Centre for Epidemiology Versus Arthritis, Centre for Musculoskeletal Research, Division of Musculoskeletal and Dermatological Sciences, School of Biological Sciences, Faculty of Biology, Medicine and Health, University of Manchester, Manchester, M13 9PT, UK.
Department of Developmental Disability Neuropsychiatry, School of Psychiatry, University of New South Wales, Sydney, Australia.
BMC Med Res Methodol. 2020 May 27;20(1):132. doi: 10.1186/s12874-020-00994-0.
Propensity scores are widely used to deal with confounding bias in medical research. An incorrectly specified propensity score model may lead to residual confounding bias; therefore it is essential to use diagnostics to assess propensity scores in a propensity score analysis. The current use of propensity score diagnostics in the medical literature is unknown. The objectives of this study are to (1) assess the use of propensity score diagnostics in medical studies published in high-ranking journals, and (2) assess whether the use of propensity score diagnostics differs between studies (a) in different research areas and (b) using different propensity score methods.
A PubMed search identified studies published in high-impact journals between Jan 1st 2014 and Dec 31st 2016 using propensity scores to answer an applied medical question. From each study we extracted information regarding how propensity scores were assessed and which propensity score method was used. Research area was defined using the journal categories from the Journal Citations Report.

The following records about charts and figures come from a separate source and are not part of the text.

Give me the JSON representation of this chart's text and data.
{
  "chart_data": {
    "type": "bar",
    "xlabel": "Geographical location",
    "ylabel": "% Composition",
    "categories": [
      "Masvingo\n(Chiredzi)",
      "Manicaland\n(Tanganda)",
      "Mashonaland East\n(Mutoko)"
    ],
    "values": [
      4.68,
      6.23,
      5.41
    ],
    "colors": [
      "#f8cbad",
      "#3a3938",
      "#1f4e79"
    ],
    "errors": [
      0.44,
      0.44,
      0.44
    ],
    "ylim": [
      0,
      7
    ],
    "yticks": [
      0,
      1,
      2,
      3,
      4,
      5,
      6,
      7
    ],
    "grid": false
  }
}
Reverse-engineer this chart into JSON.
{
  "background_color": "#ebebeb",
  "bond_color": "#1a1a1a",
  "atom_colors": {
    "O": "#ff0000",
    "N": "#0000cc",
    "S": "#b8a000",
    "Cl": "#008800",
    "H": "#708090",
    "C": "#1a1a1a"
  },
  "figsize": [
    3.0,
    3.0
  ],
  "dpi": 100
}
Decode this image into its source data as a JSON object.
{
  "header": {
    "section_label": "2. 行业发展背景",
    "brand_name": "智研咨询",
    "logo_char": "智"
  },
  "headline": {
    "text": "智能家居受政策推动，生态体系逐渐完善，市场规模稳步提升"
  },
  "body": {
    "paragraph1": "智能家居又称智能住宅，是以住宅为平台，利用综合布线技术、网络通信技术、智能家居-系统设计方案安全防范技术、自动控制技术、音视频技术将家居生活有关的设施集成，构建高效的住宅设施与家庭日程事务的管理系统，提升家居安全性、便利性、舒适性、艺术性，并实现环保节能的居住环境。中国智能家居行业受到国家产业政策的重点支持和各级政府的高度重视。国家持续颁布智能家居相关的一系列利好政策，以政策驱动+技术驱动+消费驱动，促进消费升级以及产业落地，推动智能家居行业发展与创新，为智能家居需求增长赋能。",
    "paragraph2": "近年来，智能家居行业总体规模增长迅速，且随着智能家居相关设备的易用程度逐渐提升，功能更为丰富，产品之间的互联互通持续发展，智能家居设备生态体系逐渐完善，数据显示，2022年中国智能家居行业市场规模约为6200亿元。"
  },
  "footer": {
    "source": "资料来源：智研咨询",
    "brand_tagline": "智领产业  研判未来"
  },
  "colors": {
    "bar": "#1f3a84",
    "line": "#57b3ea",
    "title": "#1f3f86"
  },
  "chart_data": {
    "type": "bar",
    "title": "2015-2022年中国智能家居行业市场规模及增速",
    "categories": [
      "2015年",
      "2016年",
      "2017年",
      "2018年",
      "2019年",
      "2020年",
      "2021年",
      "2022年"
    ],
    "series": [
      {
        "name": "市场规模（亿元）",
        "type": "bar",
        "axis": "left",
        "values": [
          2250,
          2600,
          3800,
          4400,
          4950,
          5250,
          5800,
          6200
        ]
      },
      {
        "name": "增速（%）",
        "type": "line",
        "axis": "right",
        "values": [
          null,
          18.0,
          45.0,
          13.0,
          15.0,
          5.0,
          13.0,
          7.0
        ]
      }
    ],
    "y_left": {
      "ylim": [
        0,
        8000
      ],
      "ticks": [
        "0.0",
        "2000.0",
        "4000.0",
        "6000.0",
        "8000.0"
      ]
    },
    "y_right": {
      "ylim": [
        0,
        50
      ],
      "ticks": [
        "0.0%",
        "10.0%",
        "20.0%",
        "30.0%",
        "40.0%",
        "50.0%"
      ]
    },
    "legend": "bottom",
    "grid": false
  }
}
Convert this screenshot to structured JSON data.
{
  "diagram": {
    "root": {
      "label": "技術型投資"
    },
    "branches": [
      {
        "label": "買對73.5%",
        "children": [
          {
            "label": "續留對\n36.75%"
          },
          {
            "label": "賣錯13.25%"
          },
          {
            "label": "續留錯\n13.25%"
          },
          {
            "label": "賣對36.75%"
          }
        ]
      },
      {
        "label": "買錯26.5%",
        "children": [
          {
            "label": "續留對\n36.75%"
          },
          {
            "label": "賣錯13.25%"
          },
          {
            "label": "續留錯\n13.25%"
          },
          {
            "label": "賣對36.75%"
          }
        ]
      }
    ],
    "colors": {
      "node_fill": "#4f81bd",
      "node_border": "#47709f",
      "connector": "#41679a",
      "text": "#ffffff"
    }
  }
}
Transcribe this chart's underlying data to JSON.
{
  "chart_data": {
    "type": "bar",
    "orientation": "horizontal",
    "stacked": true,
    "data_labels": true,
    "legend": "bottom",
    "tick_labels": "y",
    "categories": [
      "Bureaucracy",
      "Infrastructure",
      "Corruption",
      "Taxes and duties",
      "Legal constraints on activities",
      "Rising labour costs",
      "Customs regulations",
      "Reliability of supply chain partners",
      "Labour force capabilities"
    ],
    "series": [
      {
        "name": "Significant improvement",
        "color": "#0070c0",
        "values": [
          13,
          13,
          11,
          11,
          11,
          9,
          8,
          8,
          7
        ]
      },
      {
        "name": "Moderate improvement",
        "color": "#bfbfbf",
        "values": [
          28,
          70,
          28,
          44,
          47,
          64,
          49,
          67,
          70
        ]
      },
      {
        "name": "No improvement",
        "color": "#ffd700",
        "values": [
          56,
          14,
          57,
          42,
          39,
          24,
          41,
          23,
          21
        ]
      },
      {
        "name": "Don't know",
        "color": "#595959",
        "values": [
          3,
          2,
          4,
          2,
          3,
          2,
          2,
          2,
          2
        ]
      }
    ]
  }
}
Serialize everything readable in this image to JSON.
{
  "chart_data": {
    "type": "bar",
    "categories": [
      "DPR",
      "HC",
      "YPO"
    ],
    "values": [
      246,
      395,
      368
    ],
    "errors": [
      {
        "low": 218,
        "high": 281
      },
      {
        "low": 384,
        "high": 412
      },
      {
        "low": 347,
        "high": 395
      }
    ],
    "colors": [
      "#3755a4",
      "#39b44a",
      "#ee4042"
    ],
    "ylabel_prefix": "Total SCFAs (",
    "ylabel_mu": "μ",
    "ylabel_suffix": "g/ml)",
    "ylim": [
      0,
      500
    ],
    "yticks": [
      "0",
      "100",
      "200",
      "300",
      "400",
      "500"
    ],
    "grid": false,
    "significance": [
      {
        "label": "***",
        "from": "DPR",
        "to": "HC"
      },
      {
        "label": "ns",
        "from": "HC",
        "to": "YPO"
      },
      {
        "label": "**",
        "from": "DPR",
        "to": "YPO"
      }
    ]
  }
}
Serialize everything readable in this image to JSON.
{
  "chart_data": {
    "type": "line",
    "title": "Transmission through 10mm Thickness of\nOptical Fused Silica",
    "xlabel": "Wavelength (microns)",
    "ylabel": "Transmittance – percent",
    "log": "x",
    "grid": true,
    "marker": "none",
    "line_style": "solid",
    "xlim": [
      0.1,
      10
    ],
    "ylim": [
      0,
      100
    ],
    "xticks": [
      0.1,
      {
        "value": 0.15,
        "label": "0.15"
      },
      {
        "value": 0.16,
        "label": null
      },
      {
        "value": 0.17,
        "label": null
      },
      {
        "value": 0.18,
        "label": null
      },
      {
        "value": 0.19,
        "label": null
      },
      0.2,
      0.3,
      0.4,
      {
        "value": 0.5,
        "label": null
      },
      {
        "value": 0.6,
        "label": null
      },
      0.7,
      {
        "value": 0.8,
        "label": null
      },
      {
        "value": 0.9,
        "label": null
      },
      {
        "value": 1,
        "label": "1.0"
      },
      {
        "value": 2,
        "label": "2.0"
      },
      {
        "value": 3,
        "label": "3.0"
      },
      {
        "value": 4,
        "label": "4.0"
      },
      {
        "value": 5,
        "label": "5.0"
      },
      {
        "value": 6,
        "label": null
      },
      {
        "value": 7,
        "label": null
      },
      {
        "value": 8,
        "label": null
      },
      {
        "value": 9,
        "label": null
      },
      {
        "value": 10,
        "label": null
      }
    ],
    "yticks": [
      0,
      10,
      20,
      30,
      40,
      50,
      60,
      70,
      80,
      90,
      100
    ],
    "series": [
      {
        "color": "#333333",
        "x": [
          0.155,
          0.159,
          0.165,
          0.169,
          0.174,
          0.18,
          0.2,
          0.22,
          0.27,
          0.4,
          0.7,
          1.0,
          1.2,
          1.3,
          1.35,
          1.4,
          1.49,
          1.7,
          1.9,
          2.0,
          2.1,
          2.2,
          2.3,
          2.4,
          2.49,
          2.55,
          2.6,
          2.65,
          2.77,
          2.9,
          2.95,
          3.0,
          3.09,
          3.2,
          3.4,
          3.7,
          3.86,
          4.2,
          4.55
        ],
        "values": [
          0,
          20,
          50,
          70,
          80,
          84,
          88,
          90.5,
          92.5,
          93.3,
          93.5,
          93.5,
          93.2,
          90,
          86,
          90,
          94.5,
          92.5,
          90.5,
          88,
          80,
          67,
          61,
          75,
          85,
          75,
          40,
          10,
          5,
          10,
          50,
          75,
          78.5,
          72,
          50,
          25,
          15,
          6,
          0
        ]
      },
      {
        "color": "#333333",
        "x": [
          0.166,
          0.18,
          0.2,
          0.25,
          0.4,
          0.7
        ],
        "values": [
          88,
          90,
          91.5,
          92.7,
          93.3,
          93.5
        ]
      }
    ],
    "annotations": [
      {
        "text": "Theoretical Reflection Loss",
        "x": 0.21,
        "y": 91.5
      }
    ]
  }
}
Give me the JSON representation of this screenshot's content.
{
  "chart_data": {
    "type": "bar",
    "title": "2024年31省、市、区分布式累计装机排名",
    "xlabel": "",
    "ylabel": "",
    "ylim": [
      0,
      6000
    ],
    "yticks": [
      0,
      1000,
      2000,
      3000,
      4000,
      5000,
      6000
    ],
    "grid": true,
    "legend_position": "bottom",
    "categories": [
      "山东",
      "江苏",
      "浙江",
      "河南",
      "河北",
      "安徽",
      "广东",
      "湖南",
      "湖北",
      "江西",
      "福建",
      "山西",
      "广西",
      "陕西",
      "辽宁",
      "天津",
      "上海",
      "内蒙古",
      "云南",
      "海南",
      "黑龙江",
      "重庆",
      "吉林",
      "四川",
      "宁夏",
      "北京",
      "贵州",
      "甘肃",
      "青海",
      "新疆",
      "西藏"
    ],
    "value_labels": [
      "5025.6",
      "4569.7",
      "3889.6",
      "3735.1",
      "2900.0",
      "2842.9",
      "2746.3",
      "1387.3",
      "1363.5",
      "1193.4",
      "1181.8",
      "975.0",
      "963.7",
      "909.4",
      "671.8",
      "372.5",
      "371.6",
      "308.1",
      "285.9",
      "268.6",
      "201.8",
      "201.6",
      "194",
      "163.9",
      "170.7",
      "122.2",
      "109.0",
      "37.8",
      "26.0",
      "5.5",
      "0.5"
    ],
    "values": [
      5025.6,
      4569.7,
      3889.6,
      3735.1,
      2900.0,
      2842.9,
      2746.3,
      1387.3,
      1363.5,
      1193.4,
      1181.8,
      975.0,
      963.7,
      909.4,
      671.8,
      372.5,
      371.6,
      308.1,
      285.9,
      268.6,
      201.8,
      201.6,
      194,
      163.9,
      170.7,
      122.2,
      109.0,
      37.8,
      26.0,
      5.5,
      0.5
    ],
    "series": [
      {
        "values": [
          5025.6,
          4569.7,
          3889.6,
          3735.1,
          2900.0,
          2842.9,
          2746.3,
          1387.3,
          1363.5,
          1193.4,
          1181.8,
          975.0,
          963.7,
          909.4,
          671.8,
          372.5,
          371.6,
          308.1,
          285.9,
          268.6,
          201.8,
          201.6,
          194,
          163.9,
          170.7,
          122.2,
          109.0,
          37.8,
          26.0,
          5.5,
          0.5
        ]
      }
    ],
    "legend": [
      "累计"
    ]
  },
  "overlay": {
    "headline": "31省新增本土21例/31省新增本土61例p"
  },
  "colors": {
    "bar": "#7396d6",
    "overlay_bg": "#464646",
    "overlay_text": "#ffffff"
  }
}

A total of 894 papers were included in the review. Of these, 187 (20.9%) failed to report whether the propensity score had been assessed. Commonly reported diagnostics were p-values from hypothesis tests (36.6%) and the standardised mean difference (34.6%). Statistical tests provided marginally stronger evidence for a difference in diagnostic use between studies in different research areas (p = 0.033) than studies using different propensity score methods (p = 0.061).
The use of diagnostics in the propensity score medical literature is far from optimal, with different diagnostics preferred in different areas of medicine. The propensity score literature may improve with focused efforts to change practice in areas where suboptimal practice is most common.
倾向评分在医学研究中被广泛用于处理混杂偏差。一个指定不当的倾向评分模型可能导致残留混杂偏差;因此,在倾向评分分析中使用诊断方法来评估倾向评分是至关重要的。目前,医学文献中倾向评分诊断的使用情况尚不清楚。本研究的目的是:(1)评估在高影响力期刊上发表的医学研究中倾向评分诊断的使用情况;(2)评估倾向评分诊断的使用是否因研究(a)在不同的研究领域和(b)使用不同的倾向评分方法而有所不同。
通过 PubMed 检索,确定了 2014 年 1 月 1 日至 2016 年 12 月 31 日期间在高影响力期刊上发表的使用倾向评分回答应用医学问题的研究。从每项研究中,我们提取了关于如何评估倾向评分以及使用何种倾向评分方法的信息。研究领域是使用期刊引文报告中的期刊类别来定义的。
共有 894 篇论文被纳入综述。其中,187 篇(20.9%)未报告是否评估了倾向评分。常见的报告诊断方法是假设检验的 p 值(36.6%)和标准化平均差(34.6%)。统计检验结果表明,在不同研究领域的研究中,诊断使用的差异(p=0.033)比使用不同倾向评分方法的研究(p=0.061)更具统计学意义。
倾向评分医学文献中诊断方法的使用远非最佳,不同医学领域倾向于使用不同的诊断方法。在最常见的实践不当领域,通过有针对性的努力来改变实践,倾向评分文献可能会得到改善。